Research

Development of a Budyko-Based Snow Representation for Better Streamflow Predictions

(Left) Diagram of the hydrological partitioning process of the snow augmented ZDWBM (left) and the corresponding flowchart (right). / (Right) Comparison of NSE for the proposed model and original ZDWBM.

__We improved Zhang’s monthly water balance model (a physics-based conceptual hydrologic model) that reflects the physical partitioning process of the hydrological cycle at the basin level based on regional climate and catchment characteristics. The existing model does not include snow process and has confronted evident limitations in snow-affected areas, which is a critical aspect since snowmelt water has been a significant source of water resources for many regions, especially in the temperate and frigid zones. To this end, we introduce a snow module based on surface energy balance and Budyko-limits on melting and combine it with the existing water balance equations. Moreover, monthly parameterization is applied to the model to better explain the time-varying hydrological characteristics of a catchment.

Related Publication(s):

Hwang, J., & Devineni, N. (2022). An improved Zhang’s Dynamic Water Balance Model using Budyko‐based snow representation for better streamflow predictions. Water Resources Research, e2021WR030203.

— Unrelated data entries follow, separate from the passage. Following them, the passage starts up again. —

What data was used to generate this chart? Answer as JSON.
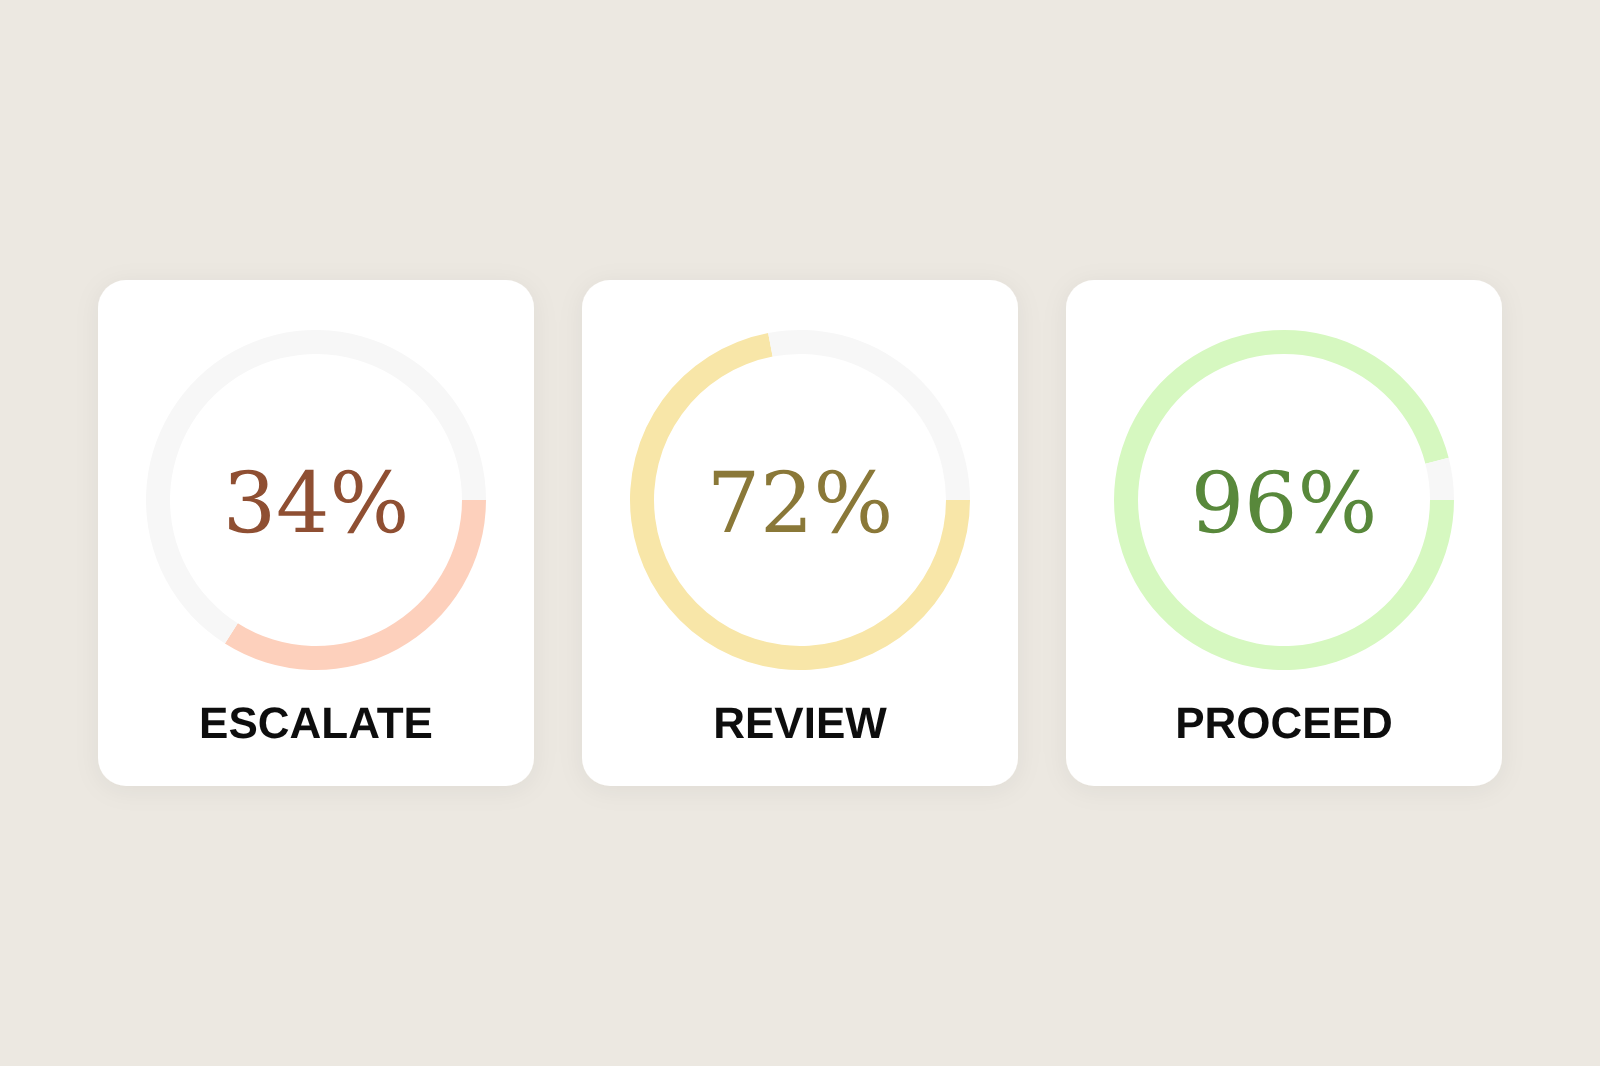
{
  "chart_data": [
    {
      "type": "donut",
      "title": "ESCALATE",
      "categories": [
        null,
        null
      ],
      "values": [
        34,
        66
      ],
      "colors": [
        "#fdd0bc",
        "#f7f7f7"
      ],
      "value_labels": [
        "34%",
        null
      ]
    },
    {
      "type": "donut",
      "title": "REVIEW",
      "categories": [
        null,
        null
      ],
      "values": [
        72,
        28
      ],
      "colors": [
        "#f8e6a8",
        "#f7f7f7"
      ],
      "value_labels": [
        "72%",
        null
      ]
    },
    {
      "type": "donut",
      "title": "PROCEED",
      "categories": [
        null,
        null
      ],
      "values": [
        96,
        4
      ],
      "colors": [
        "#d6f8c0",
        "#f7f7f7"
      ],
      "value_labels": [
        "96%",
        null
      ]
    }
  ]
}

Git Repository for ZDWBM-msnow: https://github.com/JHwangHydro/ZDWBM-msnow

Evaluation of the Local and Cumulative Impacts of Reservoirs on Streamflow Regimes

(Left) Spatial distribution of the 26 selected USGS streamflow gauging stations and 61 intermediate-to-large NID dams across the Colorado River Basin (including both Upper and Lower Colorado Basins). / (Right) Simplified diagram of the riverine network with the local and cumulative alterations measured for both the annual (a) and multi-annual frequency bands (b). Dam-induced local regulations are represented with triangles, and cumulative alterations are denoted with circles.

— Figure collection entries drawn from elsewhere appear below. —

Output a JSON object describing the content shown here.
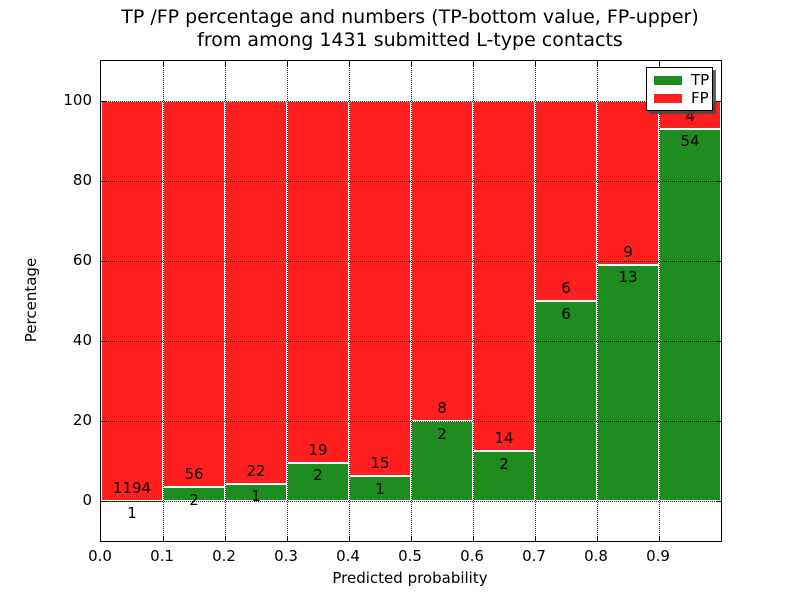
{
  "title_line1": "TP /FP percentage and numbers (TP-bottom value, FP-upper)",
  "title_line2": "from among 1431 submitted L-type contacts",
  "chart_data": {
    "type": "bar",
    "stacked": true,
    "total_contacts": 1431,
    "bin_edges": [
      0.0,
      0.1,
      0.2,
      0.3,
      0.4,
      0.5,
      0.6,
      0.7,
      0.8,
      0.9,
      1.0
    ],
    "categories": [
      "0.0-0.1",
      "0.1-0.2",
      "0.2-0.3",
      "0.3-0.4",
      "0.4-0.5",
      "0.5-0.6",
      "0.6-0.7",
      "0.7-0.8",
      "0.8-0.9",
      "0.9-1.0"
    ],
    "series": [
      {
        "name": "TP",
        "color": "#1e8c1e",
        "counts": [
          1,
          2,
          1,
          2,
          1,
          2,
          2,
          6,
          13,
          54
        ]
      },
      {
        "name": "FP",
        "color": "#ff1f1f",
        "counts": [
          1194,
          56,
          22,
          19,
          15,
          8,
          14,
          6,
          9,
          4
        ]
      }
    ],
    "tp_percent": [
      0.08,
      3.45,
      4.35,
      9.52,
      6.25,
      20.0,
      12.5,
      50.0,
      59.09,
      93.1
    ],
    "xlabel": "Predicted probability",
    "ylabel": "Percentage",
    "xlim": [
      0.0,
      1.0
    ],
    "ylim": [
      -10,
      110
    ],
    "xticks": [
      "0.0",
      "0.1",
      "0.2",
      "0.3",
      "0.4",
      "0.5",
      "0.6",
      "0.7",
      "0.8",
      "0.9"
    ],
    "xtick_values": [
      0.0,
      0.1,
      0.2,
      0.3,
      0.4,
      0.5,
      0.6,
      0.7,
      0.8,
      0.9
    ],
    "yticks": [
      0,
      20,
      40,
      60,
      80,
      100
    ],
    "grid": {
      "style": "dotted",
      "color": "#000000"
    },
    "legend": {
      "position": "upper-right",
      "entries": [
        {
          "label": "TP",
          "color": "#1e8c1e"
        },
        {
          "label": "FP",
          "color": "#ff1f1f"
        }
      ]
    }
  }
}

__Despite the positive services that the natural river provides, most inland waterways within the continental United States are now artificially altered by thousands of dams simultaneously distorting the magnitude and periodicity of the natural streamflow directly under various purposes. We examined the highly regulated Colorado River Basin to understand how flow alteration propagates over space regarding both magnitude and periodicity as influenced by dam operations. This analysis will contribute to a more objective evaluation of operating rules for reservoir systems.

Related Publication(s):

Hwang, J., Kumar, H., Ruhi, A., Sankarasubramanian, A., & Devineni, N. (2021). Quantifying Dam‐Induced Fluctuations in Streamflow Frequencies Across the Colorado River Basin. Water Resources Research57(10), e2021WR029753.

Ruhi, A., Hwang, J., Devineni, N., Mukhopadhyay, S., Kumar, H., Comte, L., Worland, S., Sankarasubramanian, A. (2022). How does flow alteration propagate across a large, highly regulated basin? Dam attributes, network context, and implications for biodiversity. Earth’s Future, In press.